The suspect in a car crash that killed five children wanted to kill himself and deliberately targeted a crowd walking outside an elementary school in northeastern China, officials said yesterday, in what appeared to be the latest in a pattern of vehicle attacks.
The 29-year-old driver is an introvert and wanted to kill himself, because he was having an argument with his wife, according to a Jianchang County statement that an official read over the telephone to reporters.
The suspect was identified only by his surname, Han.
Security camera footage of Thursday’s attack showed a vehicle swerving into children who had almost finished crossing a street in front of their school before driving off.
In addition to the dead, 19 people were injured, three of them seriously, the statement said, adding that most of the victims were between five and seven years old.
The school is in the city of Huludao in Liaoning Province.
The driver was arrested shortly after the crash. Photographs posted online by police showed him being taken from his vehicle, which appeared to have crashed into a ditch, and being taken to a police station restrained by several officers.
He chose to target the children randomly, the statement said.
China has seen a series of attacks in which people described as mentally ill or alienated and angry have targeted pedestrians with vehicles.

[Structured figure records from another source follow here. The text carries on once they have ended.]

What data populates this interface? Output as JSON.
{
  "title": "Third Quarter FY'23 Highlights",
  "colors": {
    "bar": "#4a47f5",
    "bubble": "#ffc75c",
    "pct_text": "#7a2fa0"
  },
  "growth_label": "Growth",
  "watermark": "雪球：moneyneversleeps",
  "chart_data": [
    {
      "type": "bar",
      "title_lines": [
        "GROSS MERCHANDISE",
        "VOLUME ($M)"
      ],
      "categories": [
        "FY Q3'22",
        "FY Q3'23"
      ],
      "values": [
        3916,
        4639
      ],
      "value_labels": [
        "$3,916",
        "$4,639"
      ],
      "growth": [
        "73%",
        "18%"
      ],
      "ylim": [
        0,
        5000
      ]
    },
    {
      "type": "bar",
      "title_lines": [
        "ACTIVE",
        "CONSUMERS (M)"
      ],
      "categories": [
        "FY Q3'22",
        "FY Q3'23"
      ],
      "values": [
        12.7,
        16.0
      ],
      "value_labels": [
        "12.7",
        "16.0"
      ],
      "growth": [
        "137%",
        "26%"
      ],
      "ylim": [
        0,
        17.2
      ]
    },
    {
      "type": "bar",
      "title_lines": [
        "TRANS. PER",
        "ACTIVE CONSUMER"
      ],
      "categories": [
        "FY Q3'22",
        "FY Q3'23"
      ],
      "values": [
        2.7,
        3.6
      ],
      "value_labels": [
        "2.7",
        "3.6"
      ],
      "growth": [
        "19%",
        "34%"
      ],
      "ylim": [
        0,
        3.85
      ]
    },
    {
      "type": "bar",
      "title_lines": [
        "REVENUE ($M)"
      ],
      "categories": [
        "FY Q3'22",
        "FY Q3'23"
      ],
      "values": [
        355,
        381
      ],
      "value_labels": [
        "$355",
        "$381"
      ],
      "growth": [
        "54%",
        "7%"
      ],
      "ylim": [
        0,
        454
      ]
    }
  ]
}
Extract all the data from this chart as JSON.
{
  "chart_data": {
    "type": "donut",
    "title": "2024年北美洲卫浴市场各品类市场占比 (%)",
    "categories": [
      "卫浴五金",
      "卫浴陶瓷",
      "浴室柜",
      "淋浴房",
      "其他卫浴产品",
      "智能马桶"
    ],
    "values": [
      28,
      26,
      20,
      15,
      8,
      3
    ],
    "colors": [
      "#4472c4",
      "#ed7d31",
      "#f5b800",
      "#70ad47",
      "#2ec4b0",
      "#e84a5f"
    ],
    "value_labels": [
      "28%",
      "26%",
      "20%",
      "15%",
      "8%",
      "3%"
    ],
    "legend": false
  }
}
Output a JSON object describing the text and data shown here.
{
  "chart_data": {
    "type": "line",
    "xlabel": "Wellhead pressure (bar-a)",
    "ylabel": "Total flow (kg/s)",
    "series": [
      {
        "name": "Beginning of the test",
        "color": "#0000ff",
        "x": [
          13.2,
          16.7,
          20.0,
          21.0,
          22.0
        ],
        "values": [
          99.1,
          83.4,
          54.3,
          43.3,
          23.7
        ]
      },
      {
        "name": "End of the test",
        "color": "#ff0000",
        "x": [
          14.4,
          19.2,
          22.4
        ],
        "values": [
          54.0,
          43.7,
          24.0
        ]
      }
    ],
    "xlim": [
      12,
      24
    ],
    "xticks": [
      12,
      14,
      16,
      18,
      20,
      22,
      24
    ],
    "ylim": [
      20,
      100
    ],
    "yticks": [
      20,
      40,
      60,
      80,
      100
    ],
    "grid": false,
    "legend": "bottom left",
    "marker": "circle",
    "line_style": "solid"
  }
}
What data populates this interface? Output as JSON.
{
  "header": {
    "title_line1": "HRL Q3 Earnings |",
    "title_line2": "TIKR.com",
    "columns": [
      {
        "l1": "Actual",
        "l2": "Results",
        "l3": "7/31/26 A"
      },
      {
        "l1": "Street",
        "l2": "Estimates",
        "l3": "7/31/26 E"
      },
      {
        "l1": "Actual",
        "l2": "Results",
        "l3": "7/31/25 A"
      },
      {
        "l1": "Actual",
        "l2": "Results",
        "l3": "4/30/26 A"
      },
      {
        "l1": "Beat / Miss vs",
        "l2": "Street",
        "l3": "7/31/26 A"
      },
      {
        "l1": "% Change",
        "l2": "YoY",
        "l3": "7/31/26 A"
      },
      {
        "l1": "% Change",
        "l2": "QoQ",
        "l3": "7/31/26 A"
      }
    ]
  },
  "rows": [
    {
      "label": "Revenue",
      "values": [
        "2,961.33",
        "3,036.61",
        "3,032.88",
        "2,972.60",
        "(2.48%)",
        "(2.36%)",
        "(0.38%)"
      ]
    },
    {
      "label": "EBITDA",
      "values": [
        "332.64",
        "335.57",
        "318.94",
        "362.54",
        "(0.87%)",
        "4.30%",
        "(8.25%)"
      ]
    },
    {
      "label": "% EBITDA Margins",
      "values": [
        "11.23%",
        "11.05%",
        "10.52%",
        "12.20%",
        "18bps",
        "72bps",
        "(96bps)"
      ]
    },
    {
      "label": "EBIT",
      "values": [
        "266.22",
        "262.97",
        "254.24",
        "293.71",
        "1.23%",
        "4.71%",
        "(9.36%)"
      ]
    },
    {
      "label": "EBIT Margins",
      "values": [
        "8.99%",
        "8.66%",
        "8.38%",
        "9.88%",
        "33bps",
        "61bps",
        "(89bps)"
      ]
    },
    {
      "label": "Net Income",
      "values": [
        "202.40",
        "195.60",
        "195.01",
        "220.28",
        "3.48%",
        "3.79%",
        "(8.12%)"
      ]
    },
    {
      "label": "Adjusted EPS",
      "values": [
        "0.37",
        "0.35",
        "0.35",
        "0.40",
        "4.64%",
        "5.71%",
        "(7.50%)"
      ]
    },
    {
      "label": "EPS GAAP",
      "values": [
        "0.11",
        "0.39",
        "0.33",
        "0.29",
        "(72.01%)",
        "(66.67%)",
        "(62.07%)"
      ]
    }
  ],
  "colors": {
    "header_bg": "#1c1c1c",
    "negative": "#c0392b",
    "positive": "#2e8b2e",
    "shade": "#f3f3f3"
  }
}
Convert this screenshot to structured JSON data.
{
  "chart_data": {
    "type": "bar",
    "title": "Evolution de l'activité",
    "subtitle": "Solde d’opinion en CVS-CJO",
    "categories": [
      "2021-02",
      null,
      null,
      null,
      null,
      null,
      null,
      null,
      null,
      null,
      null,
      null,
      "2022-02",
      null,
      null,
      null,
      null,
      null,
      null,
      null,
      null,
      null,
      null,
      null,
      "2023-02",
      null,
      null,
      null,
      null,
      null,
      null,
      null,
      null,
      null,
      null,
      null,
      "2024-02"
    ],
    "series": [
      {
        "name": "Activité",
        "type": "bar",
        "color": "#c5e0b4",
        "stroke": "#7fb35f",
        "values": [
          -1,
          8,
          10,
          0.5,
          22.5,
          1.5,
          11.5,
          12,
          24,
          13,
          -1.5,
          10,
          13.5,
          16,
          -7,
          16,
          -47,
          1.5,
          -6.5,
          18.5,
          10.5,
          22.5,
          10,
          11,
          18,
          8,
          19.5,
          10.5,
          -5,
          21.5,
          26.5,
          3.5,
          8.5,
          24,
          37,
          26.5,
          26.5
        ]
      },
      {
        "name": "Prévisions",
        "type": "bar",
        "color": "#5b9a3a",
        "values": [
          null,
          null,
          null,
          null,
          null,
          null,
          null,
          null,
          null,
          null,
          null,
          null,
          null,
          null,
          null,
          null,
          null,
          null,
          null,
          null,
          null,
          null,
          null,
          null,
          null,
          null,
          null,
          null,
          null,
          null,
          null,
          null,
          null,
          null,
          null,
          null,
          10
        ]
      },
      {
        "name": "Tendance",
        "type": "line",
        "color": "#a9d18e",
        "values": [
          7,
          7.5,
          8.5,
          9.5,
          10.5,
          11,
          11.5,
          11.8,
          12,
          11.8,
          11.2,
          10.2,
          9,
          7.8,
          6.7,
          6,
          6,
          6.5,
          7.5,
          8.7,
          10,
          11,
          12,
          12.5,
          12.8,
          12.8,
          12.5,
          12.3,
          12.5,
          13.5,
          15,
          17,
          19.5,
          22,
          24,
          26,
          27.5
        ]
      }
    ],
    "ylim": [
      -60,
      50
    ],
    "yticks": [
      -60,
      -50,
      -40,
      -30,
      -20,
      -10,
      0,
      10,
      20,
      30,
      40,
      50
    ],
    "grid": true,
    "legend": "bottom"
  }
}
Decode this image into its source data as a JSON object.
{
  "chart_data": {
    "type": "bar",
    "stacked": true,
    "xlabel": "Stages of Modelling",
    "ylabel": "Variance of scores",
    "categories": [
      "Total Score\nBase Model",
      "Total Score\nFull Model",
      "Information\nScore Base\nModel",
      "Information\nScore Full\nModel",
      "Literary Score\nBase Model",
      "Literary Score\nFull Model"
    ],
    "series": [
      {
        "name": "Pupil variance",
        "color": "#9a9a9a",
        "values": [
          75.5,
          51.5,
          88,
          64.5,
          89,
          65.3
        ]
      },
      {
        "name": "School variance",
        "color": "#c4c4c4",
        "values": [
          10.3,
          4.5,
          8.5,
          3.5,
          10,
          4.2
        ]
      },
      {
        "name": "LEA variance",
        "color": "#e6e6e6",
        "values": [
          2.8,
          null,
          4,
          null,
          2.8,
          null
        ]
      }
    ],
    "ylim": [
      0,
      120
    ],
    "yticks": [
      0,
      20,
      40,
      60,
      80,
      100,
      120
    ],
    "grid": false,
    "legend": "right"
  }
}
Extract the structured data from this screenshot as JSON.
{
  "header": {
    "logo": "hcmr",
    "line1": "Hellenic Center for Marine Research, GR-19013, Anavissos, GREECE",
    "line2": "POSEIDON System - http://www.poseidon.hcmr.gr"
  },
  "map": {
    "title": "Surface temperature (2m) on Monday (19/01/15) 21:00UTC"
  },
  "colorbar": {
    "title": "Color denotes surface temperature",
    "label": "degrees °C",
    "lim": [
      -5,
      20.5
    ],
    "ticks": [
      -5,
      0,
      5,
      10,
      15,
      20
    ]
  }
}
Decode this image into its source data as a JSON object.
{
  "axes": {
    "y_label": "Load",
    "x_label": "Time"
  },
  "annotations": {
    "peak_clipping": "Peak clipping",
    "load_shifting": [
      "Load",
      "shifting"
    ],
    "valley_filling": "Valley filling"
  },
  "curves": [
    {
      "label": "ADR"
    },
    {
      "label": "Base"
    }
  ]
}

Last month, a knife-wielding man drove a vehicle into a crowd in the eastern city of Ningbo, killing two people and wounding 16.
In September, 11 people were killed and 44 hospitalized after a man drove a sports utility vehicle into people at a plaza in the central Hunan Province then jumped out and attacked victims with a dagger and a shovel.
Other deadly attacks have occurred at or just outside schools, including several in 2010 in which a total of nearly 20 children were killed, prompting schools nationwide to beef up security.